Lei è stato autore tv. Come (e con chi, protagonista della cultura o dello spettacolo) se la immagina una bella trasmissione che sappia far nascere nei più giovani la scintilla dell'amore per i libri? Prenderebbe qualche trasmissione passata ad esempio?
Sono stato autore con Luciano Rispoli, e con lui tra l’altro ho rifatto nel 2002 per Raitre settanta puntate di uno dei più bei programmi della televisione italiana, “Parola mia”. Era un quiz intelligente, lo posso dire perché non l’ho inventato io ma Rispoli, su etimologie, significati, modi di dire... c’era il formidabile storico della lingua Gian Luigi Beccaria come giudice-arbitro e si regalavano solo libri ai concorrenti, ascoltando da attori di teatro belle pagine della letteratura da cui si traevano altri quesiti. Ricordo un grandioso Arnoldo Foà alle prese con l’Infinito di Leopardi o la sublime Anna Proclemer al cospetto di sua maestà Dante, il passo di Paolo e Francesca. Quando la Rai decise di sospenderlo anzitempo per scarsi ascolti, che scarsi non erano tengo a precisare, ci fu una sollevazione popolare, valanghe di lettere ed e-mail ignorate dal servizio pubblico. Ma per eleganza le dico che vorrei ritornasse in video Alessandro Baricco, autore e volto del più riuscito programma sulla lettura di tutti i tempi. E badi che ho detto sulla lettura, non di promozione editoriale. Tutti son capaci di ospitare Bruno Vespa per fargli mostrare il tomo fresco di stampa, diverso è far appassionare al “Canto della neve silenziosa” di Hubert Selby come faceva lo scrittore torinese. Il fascinoso Baricco, dalla gestualità ipnotica, diventava tutt’uno con il libro di cui parlava. Impossibile non uscire a comprare quel titolo, con lui leggere diventava un’attività di cui vantarsi.

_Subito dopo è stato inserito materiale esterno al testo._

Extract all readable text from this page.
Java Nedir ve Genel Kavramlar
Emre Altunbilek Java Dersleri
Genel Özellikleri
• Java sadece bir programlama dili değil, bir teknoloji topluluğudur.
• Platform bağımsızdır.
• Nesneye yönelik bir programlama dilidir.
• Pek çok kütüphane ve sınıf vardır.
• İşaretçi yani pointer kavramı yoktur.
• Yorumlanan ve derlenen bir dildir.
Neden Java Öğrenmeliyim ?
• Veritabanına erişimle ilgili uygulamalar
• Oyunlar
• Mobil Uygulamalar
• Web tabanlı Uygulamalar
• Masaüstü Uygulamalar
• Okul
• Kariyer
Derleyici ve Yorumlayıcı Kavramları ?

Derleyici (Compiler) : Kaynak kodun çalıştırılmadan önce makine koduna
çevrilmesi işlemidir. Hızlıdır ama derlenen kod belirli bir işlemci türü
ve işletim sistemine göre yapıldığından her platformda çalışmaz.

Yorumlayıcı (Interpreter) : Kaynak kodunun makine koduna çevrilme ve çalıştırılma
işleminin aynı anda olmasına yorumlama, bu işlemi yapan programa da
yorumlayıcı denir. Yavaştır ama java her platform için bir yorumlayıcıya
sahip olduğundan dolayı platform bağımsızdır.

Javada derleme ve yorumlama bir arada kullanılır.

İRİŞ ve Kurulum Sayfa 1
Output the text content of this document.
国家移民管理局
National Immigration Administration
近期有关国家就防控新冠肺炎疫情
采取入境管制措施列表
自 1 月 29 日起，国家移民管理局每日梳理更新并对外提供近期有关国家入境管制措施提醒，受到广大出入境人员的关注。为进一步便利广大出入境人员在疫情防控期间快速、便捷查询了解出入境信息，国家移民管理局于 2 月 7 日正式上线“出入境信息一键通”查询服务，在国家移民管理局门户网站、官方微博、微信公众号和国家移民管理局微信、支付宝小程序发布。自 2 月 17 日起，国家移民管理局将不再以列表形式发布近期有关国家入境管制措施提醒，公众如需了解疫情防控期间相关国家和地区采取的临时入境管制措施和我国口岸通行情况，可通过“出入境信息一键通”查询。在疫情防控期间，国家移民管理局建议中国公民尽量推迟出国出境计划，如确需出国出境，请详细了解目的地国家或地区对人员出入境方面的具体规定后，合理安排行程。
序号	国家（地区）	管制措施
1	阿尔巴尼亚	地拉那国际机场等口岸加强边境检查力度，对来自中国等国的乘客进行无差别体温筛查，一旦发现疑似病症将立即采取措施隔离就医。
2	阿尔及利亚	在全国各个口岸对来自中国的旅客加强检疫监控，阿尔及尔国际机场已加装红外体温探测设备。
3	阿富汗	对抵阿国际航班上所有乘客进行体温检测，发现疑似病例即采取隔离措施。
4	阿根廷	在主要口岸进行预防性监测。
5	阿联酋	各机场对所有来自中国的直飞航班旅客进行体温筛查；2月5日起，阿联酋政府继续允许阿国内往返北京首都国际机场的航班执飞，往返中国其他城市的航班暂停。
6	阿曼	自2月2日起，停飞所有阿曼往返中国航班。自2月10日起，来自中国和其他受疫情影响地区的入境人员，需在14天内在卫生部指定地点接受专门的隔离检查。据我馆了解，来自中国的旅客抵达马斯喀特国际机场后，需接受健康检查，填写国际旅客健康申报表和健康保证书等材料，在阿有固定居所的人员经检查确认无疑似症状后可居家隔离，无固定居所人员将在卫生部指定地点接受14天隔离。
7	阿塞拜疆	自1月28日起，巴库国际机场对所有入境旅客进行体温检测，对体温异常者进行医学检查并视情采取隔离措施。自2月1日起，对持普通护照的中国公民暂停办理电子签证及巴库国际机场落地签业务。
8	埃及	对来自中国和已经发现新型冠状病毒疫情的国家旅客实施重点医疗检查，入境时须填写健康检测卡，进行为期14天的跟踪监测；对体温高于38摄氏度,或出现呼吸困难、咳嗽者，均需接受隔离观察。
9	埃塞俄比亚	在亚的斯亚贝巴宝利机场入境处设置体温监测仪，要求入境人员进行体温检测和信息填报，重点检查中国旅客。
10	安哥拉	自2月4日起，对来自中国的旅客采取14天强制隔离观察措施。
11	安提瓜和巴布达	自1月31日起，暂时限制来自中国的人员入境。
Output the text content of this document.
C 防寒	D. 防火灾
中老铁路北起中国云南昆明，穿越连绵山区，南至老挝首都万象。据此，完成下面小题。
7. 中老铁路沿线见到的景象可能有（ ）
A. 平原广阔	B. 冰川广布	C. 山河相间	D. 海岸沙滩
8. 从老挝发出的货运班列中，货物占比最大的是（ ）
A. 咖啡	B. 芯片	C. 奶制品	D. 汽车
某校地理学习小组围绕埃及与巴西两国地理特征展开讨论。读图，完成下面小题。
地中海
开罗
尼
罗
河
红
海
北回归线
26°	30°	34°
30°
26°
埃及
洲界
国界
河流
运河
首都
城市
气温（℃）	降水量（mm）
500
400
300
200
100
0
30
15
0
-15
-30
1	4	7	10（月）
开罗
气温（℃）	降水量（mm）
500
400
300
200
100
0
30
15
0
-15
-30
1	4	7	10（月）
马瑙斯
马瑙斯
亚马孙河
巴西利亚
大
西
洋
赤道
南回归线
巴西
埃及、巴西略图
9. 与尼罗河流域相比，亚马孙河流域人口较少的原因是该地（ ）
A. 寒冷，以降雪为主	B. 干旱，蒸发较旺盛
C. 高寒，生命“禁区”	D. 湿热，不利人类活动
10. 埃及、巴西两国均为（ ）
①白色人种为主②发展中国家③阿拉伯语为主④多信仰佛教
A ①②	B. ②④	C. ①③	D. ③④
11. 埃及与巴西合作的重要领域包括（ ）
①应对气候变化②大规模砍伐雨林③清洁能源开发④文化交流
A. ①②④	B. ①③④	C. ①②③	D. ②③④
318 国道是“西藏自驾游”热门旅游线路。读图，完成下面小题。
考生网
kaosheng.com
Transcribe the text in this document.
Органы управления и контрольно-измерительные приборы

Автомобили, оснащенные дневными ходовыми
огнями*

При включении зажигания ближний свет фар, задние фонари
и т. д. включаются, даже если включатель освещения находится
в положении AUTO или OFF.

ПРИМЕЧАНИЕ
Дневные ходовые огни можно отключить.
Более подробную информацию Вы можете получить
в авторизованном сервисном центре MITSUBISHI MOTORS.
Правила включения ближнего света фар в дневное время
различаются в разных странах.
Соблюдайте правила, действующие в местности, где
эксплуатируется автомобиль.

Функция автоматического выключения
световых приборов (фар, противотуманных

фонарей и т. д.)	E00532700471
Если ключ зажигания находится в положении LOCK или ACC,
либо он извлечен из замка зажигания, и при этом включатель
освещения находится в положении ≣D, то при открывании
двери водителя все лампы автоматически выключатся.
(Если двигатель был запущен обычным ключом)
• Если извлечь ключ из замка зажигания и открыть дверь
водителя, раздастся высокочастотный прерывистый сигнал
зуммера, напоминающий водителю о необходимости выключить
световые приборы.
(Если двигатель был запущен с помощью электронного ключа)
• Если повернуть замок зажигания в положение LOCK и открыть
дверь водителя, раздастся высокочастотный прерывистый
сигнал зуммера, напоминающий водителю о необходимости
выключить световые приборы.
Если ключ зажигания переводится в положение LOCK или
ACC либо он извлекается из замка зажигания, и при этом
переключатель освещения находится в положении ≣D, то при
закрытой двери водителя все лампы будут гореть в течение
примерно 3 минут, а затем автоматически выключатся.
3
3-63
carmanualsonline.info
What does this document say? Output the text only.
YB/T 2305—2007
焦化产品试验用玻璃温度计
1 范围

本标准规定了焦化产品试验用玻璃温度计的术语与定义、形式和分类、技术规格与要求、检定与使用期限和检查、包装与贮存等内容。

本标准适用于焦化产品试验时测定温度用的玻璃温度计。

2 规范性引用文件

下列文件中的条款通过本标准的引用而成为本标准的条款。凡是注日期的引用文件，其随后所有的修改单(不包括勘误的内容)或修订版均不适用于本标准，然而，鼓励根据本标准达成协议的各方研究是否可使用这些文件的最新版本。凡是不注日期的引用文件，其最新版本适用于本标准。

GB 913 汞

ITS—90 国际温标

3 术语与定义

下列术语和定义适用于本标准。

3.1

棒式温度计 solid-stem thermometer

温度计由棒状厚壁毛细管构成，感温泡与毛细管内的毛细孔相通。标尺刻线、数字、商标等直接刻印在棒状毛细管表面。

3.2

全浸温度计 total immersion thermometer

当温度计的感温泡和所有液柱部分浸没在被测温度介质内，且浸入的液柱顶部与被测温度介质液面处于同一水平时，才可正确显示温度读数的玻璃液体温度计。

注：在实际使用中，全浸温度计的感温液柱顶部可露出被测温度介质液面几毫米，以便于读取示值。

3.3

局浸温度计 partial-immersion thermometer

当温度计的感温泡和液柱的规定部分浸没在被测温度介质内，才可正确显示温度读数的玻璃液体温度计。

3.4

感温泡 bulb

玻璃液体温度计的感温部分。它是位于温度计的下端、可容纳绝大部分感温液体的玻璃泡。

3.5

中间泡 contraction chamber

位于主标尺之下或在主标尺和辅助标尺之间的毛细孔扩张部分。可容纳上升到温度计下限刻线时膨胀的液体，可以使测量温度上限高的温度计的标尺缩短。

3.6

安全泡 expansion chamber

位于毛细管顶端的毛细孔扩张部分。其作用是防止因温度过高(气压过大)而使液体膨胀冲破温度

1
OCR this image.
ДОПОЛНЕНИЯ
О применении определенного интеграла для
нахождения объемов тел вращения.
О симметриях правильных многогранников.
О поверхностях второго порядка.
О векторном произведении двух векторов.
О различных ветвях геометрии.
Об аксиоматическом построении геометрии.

Nell'opinione di molti, i media digitali e analogici rendono meno concentrati i ragazzi e li distolgono dal piacere della lettura silenziosa e solitaria. Che tipo di tv non è dannoso vedere, in questo senso, per i ragazzi di oggi?
Nel libro chiedo scusa alle mie figlie perché le tengo lontano dalla Tv, mentre loro mi vedono guardarne molta. È un dramma che il povero critico deve affrontare, oltre a dover spiegare che mentre è lì che si gode “Six feet Under”, “American horror story” o “Downton Abbey” sta lavorando. Non credo però che sia la Tv a tenere i ragazzi lontani dai libri. Nelle case in cui ci sono molti libri i ragazzi leggono. Leggono se vedono i genitori farlo con piacere e per abitudine. A leggere s’impara per infezione.

Qual è la Tv più nociva? Ci faccia un esempio: come si regola con le sue figlie?
Vietate le sit com per ragazzi con le risate registrate, come a suggerire le emozioni, le reazioni a tempo, nel momento preciso in cui decidono gli sceneggiatori o i registi. Vietatissimi gli show che vedono protagonisti i bambini, “Ti lascio una canzone”, “Io canto”, “Chi ha incastrato Peter Pan?”... Una volta c’era la Tv per i ragazzi, ora quella fatta dai ragazzi, che mi fa orrore. Lei ama scrivere e immaginiamo, anche leggere.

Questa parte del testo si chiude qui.